What I am saying is something different: in your hypothetical relativistic theory in which energy is not conserved, then 3-momentum cannot be conserved in any frame other than one particular one (which in my example was the center of mass frame). I am not saying the numerical value of the 3-momentum has to be the same in all frames. I am saying that in all frames but one, the numerical value of the 3-momentum, as evaluated in that frame, is different after an inelastic collision than before, i.e., 3-momentum is not conserved in that frame.

Here is the math backing up that assertion. Suppose 3-momentum is conserved in the center of mass frame. In that frame the 3-momentum is zero. We assume that our system consists of just two billiard balls, each with the same rest mass m. Before the collision, one ball has speed v and the other has speed -v (we can restrict ourselves to one spatial direction).
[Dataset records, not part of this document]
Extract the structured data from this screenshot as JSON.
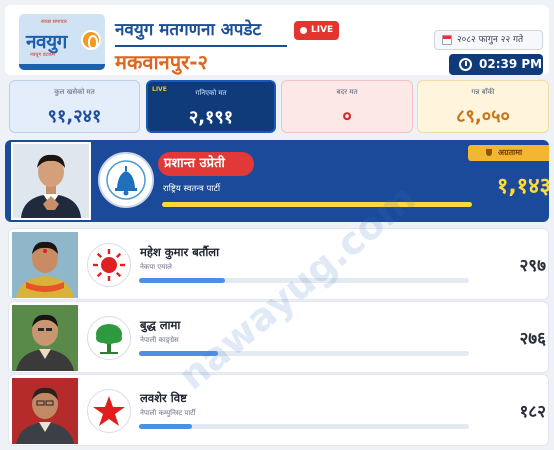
{
  "header": {
    "logo": {
      "word": "नवयुग",
      "tagline": "स्वच्छ समाचार",
      "subline": "नवयुग डटकम"
    },
    "title": "नवयुग मतगणना अपडेट",
    "live_label": "LIVE",
    "constituency": "मकवानपुर-२",
    "date": "२०८२ फागुन २२ गते",
    "time": "02:39 PM"
  },
  "stats": {
    "total_voters": {
      "label": "कुल खसेको मत",
      "value": "९१,२४१"
    },
    "counted": {
      "live": "LIVE",
      "label": "गनिएको मत",
      "value": "२,१९१"
    },
    "invalid": {
      "label": "बदर मत",
      "value": "०"
    },
    "remaining": {
      "label": "गन्न बाँकी",
      "value": "८९,०५०"
    }
  },
  "leader": {
    "name": "प्रशान्त उप्रेती",
    "party": "राष्ट्रिय स्वतन्त्र पार्टी",
    "votes": "१,१४३",
    "leading_label": "अग्रतामा",
    "symbol_icon": "bell-icon",
    "bar_fraction": 1.0
  },
  "candidates": [
    {
      "name": "महेश कुमार बर्तौला",
      "party": "नेकपा एमाले",
      "votes": "२९७",
      "symbol_icon": "sun-icon",
      "bar_fraction": 0.26
    },
    {
      "name": "बुद्ध लामा",
      "party": "नेपाली काङ्ग्रेस",
      "votes": "२७६",
      "symbol_icon": "tree-icon",
      "bar_fraction": 0.24
    },
    {
      "name": "लवशेर विष्ट",
      "party": "नेपाली कम्युनिस्ट पार्टी",
      "votes": "१८२",
      "symbol_icon": "star-icon",
      "bar_fraction": 0.16
    }
  ],
  "watermark": "nawayug.com",
  "colors": {
    "brand_blue": "#0f3b7a",
    "accent_orange": "#e0661f",
    "live_red": "#e3342f",
    "leader_yellow": "#ffd83d"
  }
}
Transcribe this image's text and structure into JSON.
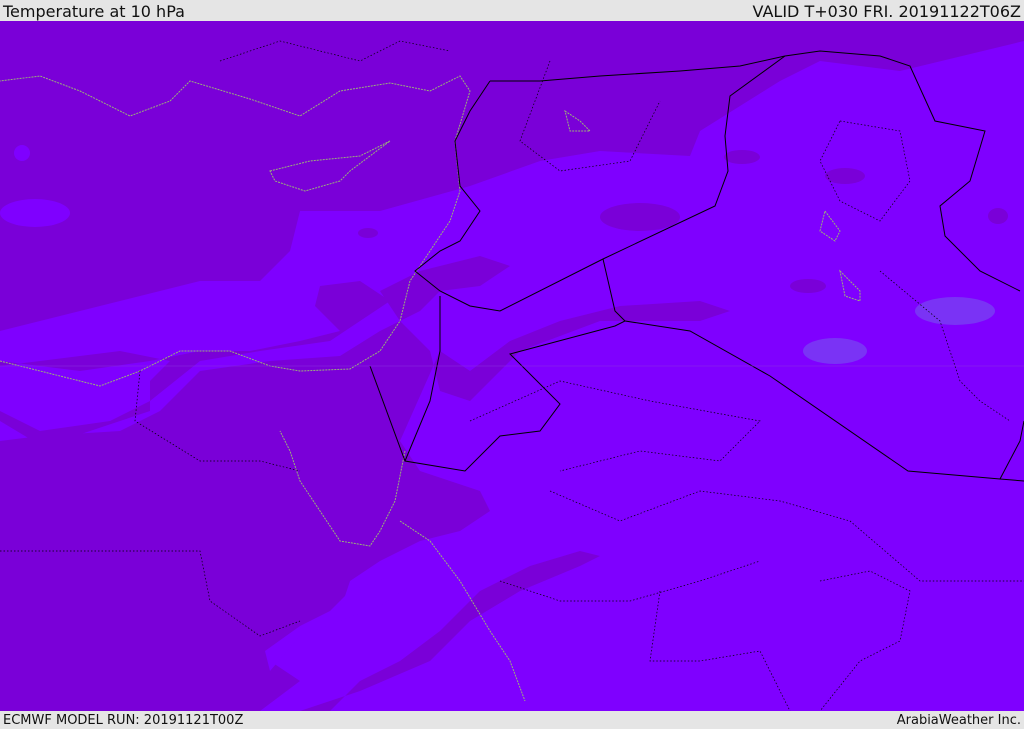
{
  "header": {
    "title": "Temperature at 10 hPa",
    "valid_time": "VALID T+030 FRI. 20191122T06Z"
  },
  "footer": {
    "model_run": "ECMWF MODEL RUN: 20191121T00Z",
    "credit": "ArabiaWeather Inc."
  },
  "colors": {
    "warmer_band": "#7a00d8",
    "colder_band": "#7f00ff",
    "coldest_patch": "#7a33f5",
    "coastline": "#9ab07a",
    "border": "#000000"
  }
}
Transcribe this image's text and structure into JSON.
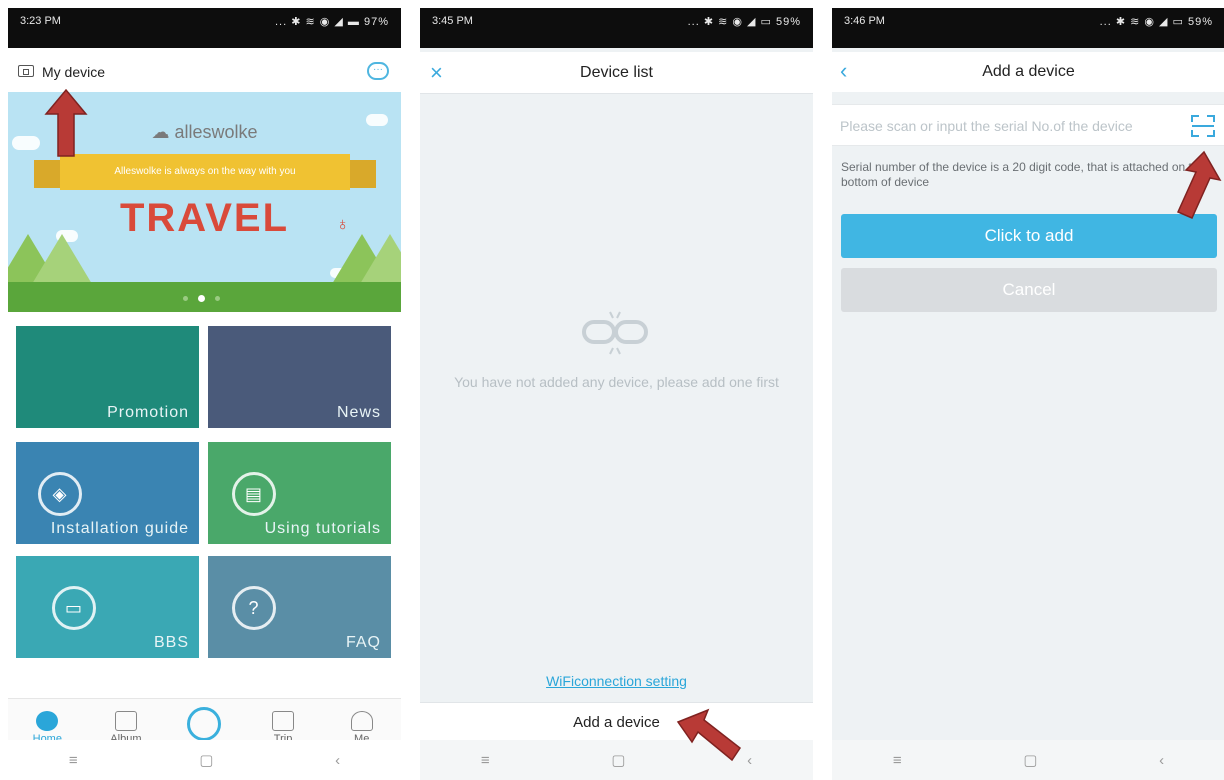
{
  "screens": [
    {
      "status": {
        "time": "3:23 PM",
        "icons": "... ✱ ≋ ◉ ◢ ▬ 97%"
      },
      "topbar": {
        "title": "My device"
      },
      "banner": {
        "brand": "alleswolke",
        "tagline": "Alleswolke is always on the way with you",
        "headline": "TRAVEL",
        "active_dot": 2,
        "dot_count": 3
      },
      "tiles": [
        {
          "label": "Promotion",
          "color": "#1f8a7a"
        },
        {
          "label": "News",
          "color": "#4a5a7a"
        },
        {
          "label": "Installation guide",
          "color": "#3a84b2"
        },
        {
          "label": "Using tutorials",
          "color": "#4aa86a"
        },
        {
          "label": "BBS",
          "color": "#3aa8b4"
        },
        {
          "label": "FAQ",
          "color": "#5a8ea6"
        }
      ],
      "tabs": [
        {
          "label": "Home",
          "icon": "home-icon"
        },
        {
          "label": "Album",
          "icon": "album-icon"
        },
        {
          "label": "",
          "icon": "record-icon"
        },
        {
          "label": "Trip",
          "icon": "trip-icon"
        },
        {
          "label": "Me",
          "icon": "person-icon"
        }
      ]
    },
    {
      "status": {
        "time": "3:45 PM",
        "icons": "... ✱ ≋ ◉ ◢ ▭ 59%"
      },
      "topbar": {
        "title": "Device list"
      },
      "empty_message": "You have not added any device, please add one first",
      "wifi_link": "WiFiconnection setting",
      "add_button": "Add a device"
    },
    {
      "status": {
        "time": "3:46 PM",
        "icons": "... ✱ ≋ ◉ ◢ ▭ 59%"
      },
      "topbar": {
        "title": "Add a device"
      },
      "serial_placeholder": "Please scan or input the serial No.of the device",
      "hint": "Serial number of the device is a 20 digit code, that is attached on the bottom of device",
      "add_button": "Click to add",
      "cancel_button": "Cancel"
    }
  ],
  "navbar": {
    "menu": "≡",
    "home": "▢",
    "back": "‹"
  },
  "colors": {
    "accent": "#40b6e3",
    "arrow": "#b83a36"
  }
}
After the collision, one ball has speed w and the other has speed -w, where w < v (because the collision is inelastic). So 3-momentum is zero before and after the collision in this frame, and energy is not conserved--it is smaller after the collision.
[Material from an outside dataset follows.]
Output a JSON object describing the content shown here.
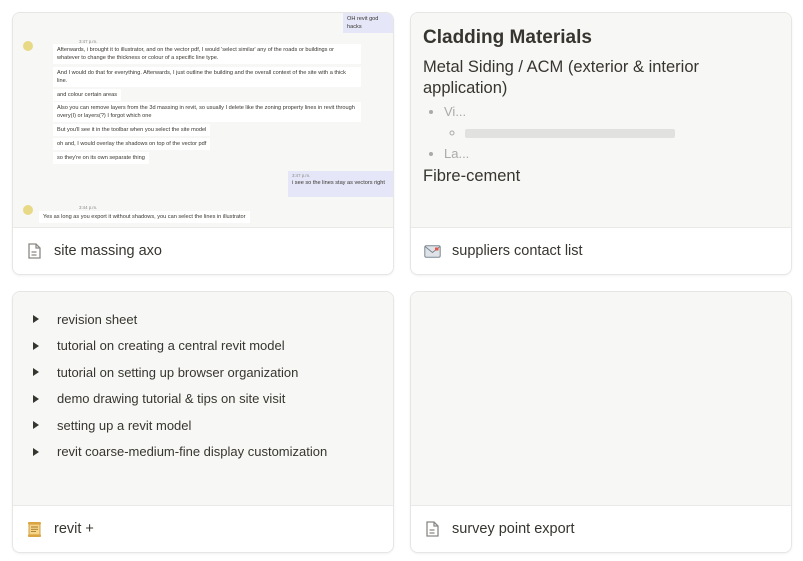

Now transform to any other frame. Call the relative velocity of the Lorentz transformation u. Then, in this frame, the speeds of the two balls before the collision are (I am using units where c = 1)

v+' = (u + v)/(1 + uv)

v-' = (u - v)/(1 - uv)

and the speeds after the collision are

w+' = (u + w)/(1 + uw)

w-' = (u - w)/(1 - uw)

Now we evaluate the 3-momentum in this frame. Before the collision, it is

m ( v+'/sqrt(1 - (v+')^2) + v-'/sqrt(1 - (v-')^2) )

After the collision, it is

m ( w+'/sqrt(1 - (w+')^2) + w-'/sqrt(1 - (w-')^2) )

Substituting and straightforward algebra simplifies these to

before = 2mu/sqrt[(1-u^2)(1-v^2)]

after = 2mu/sqrt[(1-u^2)(1-w^2)]

These are obviously not equal, hence 3-momentum is not conserved in this frame. (In standard relativity, where energy is conserved, 3-momentum would be conserved as well; as I mentioned before, the simplest way for that to happen would be for the two billiard balls to heat up, increasing their rest mass. More complicated ways would involve other particles, or the billiard balls emitting radiation, or something like that.)

P0' = 2mu/sqrt[(1-u^2)(1-v^2)]

P1' = 2Mu/sqrt[(1-u^2)(1-w^2)]

But we can simplify this by writing down the total energy before (E0) and after (E1) the collision, in the center of mass frame:

E0 = 2m/sqrt(1-v^2)

E1 = 2M/sqrt(1-w^2)

So we can see that

P0' = E0 (u/sqrt(1-u^2))

P1' = E1 (u/sqrt(1-u^2))

Hence, if E0 > E1, we must also have P0' > P1. In other words, the only reason we happen to have P0 = P1 in the center of mass frame is that being in that frame is equivalent to having u = 0 in the above formulas.

(It is also straightforward to show that if energy is not conserved in the center of mass frame, it is not conserved in any frame. So the Lorentz invariance of the two conservation laws, energy and momentum, cannot be separated--they are inseparably linked.)